I would have known that her wild thrashing movements were part of letting go of her body.
I would have known that the changes in her breathing were normal and she wasn’t choking.
Not knowing those things, it all looked like extreme suffering. And I was left with the feeling that, no matter how hard I had worked to make those last few months manageable for her, I had failed her in her last few hours. Reading Martha Jo’s book, I realized it wasn’t true – in fact, I learned, we had done a pretty damn good job.
The question is – whose responsibility should it be to sit down with family and give them this information? It is shocking to look back at my mother’s death process and realize that while lots of people talked to us about keeping her alive and comfortable, almost no one talked with us about her death.

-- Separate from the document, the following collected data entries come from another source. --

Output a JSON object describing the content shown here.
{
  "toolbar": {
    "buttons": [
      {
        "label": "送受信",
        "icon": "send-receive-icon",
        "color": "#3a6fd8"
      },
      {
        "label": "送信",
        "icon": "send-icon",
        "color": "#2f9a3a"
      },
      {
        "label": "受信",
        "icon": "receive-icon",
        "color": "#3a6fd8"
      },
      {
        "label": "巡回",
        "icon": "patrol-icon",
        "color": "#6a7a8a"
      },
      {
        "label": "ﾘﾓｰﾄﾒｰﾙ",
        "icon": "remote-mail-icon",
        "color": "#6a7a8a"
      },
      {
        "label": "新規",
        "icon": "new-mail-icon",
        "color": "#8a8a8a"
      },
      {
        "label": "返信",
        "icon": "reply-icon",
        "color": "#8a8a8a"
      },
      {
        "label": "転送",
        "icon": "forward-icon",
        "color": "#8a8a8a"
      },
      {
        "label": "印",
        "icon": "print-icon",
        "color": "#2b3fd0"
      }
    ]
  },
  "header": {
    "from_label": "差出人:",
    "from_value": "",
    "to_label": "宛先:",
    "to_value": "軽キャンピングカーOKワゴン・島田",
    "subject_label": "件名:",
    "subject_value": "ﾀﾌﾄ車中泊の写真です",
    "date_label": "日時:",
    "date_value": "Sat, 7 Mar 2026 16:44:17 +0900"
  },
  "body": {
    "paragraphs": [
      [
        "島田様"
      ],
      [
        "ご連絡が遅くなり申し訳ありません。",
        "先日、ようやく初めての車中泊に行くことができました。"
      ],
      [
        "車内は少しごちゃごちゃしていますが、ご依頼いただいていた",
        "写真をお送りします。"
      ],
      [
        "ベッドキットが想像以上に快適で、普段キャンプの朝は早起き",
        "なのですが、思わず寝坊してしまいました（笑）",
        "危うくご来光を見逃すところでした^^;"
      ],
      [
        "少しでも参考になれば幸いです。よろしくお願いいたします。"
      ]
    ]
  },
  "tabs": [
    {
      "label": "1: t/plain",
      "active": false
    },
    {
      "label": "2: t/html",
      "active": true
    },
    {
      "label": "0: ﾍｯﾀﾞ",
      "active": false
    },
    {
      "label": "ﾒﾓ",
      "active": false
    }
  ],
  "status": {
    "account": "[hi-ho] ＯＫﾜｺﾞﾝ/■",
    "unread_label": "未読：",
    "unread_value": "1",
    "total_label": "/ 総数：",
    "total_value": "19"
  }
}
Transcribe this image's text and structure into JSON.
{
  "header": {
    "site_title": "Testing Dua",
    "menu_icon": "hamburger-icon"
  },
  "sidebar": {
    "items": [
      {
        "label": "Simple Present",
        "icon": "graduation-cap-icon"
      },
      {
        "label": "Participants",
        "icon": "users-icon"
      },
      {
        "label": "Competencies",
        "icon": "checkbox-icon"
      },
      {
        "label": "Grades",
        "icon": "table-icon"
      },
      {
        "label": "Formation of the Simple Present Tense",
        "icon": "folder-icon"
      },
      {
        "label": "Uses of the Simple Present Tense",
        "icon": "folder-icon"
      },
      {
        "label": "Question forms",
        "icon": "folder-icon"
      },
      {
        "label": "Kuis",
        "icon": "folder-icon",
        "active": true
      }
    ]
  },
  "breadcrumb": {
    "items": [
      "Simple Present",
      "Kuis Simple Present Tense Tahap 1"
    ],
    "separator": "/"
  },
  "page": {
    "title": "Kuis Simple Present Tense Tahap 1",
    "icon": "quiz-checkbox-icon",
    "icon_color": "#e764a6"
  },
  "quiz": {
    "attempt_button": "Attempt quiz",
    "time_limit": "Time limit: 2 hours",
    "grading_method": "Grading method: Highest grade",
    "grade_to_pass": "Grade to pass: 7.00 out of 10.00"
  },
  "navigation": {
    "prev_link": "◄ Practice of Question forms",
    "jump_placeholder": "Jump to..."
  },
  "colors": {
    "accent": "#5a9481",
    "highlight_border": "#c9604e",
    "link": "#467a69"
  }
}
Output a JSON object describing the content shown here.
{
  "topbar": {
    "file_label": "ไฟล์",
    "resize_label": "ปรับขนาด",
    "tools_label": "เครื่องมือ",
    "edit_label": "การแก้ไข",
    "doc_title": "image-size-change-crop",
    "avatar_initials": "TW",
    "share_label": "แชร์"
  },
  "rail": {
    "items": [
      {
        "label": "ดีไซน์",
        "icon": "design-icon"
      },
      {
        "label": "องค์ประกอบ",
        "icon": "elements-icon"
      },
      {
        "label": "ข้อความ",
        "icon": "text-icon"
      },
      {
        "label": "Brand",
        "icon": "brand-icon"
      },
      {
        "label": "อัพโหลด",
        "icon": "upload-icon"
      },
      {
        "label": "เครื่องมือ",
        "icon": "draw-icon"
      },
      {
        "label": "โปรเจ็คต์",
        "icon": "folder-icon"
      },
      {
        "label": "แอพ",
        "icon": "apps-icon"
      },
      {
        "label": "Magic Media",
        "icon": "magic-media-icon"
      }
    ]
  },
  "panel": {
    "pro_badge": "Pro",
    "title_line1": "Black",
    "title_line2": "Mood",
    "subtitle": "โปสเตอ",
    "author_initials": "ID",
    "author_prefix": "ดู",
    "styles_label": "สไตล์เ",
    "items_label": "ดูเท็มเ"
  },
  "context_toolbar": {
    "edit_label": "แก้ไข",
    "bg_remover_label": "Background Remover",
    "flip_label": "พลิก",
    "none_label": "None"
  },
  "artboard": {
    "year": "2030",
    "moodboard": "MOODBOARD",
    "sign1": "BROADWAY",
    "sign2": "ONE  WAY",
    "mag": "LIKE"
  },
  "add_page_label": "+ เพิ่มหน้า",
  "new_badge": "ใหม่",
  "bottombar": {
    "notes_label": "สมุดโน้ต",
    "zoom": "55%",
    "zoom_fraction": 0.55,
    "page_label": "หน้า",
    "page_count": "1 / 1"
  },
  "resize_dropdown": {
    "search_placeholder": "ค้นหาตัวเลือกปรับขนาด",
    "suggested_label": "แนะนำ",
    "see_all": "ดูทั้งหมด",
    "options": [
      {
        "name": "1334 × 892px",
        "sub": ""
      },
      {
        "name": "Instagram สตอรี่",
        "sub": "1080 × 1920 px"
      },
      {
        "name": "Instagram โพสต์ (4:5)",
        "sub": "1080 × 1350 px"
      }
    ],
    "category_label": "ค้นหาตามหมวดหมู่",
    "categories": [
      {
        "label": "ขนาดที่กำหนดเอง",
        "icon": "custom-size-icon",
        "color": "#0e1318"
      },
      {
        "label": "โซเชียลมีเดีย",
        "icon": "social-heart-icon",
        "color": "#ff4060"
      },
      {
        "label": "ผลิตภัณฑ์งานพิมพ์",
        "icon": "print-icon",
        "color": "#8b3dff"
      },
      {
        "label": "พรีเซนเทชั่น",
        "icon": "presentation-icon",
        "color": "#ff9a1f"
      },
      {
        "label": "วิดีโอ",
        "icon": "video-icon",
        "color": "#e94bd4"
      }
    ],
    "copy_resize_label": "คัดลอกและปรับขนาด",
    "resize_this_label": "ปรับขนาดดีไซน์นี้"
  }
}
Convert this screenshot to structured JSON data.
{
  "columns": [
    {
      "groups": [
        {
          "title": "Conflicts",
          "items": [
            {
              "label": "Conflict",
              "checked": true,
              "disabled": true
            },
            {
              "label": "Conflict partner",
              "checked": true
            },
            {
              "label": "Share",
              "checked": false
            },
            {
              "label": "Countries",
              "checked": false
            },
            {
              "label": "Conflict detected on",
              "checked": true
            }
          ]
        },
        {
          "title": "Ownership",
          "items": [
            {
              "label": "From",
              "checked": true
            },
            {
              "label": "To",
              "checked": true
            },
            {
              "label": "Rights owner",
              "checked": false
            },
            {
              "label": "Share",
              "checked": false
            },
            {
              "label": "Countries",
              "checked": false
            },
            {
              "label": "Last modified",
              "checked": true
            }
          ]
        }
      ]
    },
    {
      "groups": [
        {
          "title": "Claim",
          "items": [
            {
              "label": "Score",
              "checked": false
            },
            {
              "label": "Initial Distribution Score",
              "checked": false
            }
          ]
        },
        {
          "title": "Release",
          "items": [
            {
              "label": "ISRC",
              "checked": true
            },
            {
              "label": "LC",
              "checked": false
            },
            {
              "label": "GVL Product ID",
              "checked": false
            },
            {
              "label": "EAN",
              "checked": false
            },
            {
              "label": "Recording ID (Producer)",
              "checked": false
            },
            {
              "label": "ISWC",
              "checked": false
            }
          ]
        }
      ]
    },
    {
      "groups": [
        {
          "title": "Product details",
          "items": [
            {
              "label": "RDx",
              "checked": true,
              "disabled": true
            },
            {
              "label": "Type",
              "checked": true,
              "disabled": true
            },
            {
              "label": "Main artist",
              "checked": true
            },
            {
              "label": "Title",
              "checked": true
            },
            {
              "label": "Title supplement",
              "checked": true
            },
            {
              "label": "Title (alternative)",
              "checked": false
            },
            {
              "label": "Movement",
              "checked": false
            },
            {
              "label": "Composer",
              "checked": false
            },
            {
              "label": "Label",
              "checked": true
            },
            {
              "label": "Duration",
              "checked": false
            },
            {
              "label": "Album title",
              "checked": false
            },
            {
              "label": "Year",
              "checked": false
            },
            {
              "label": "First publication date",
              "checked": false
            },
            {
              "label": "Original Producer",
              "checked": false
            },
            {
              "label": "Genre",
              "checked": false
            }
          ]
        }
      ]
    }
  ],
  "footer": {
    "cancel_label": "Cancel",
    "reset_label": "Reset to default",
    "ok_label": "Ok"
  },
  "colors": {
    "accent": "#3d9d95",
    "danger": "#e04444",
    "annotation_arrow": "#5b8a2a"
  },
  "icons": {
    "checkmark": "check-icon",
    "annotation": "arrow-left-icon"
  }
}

The only conversation anyone had with us about the actual death process was when Mom pointedly asked her primary care doctor what it might be like. I appreciate that he didn’t shy away from answering, but I realize now that what he said reinforced my belief in the Hollywood stereotype. You’ll sleep more and more, he said, until at some point you don’t wake up.
Beyond that one conversation no one – neither doctors, nor nurses, nor hospice – spoke with us about what death actually looks like.
I realize that not every family will want to have these conversations – some people are scared of knowing. But for some (like me) even if the truth is scary, it’s less scary than not knowing.
I discovered Martha Jo’s book, and began speaking with her by phone, a couple months after my mom passed. While I don’t intend for this series to advocate for any particular idea or product or service, I have personally recommended “Signposts of Dying” to several people. I only wish that I’d had it a few months earlier because it could have eased my suffering.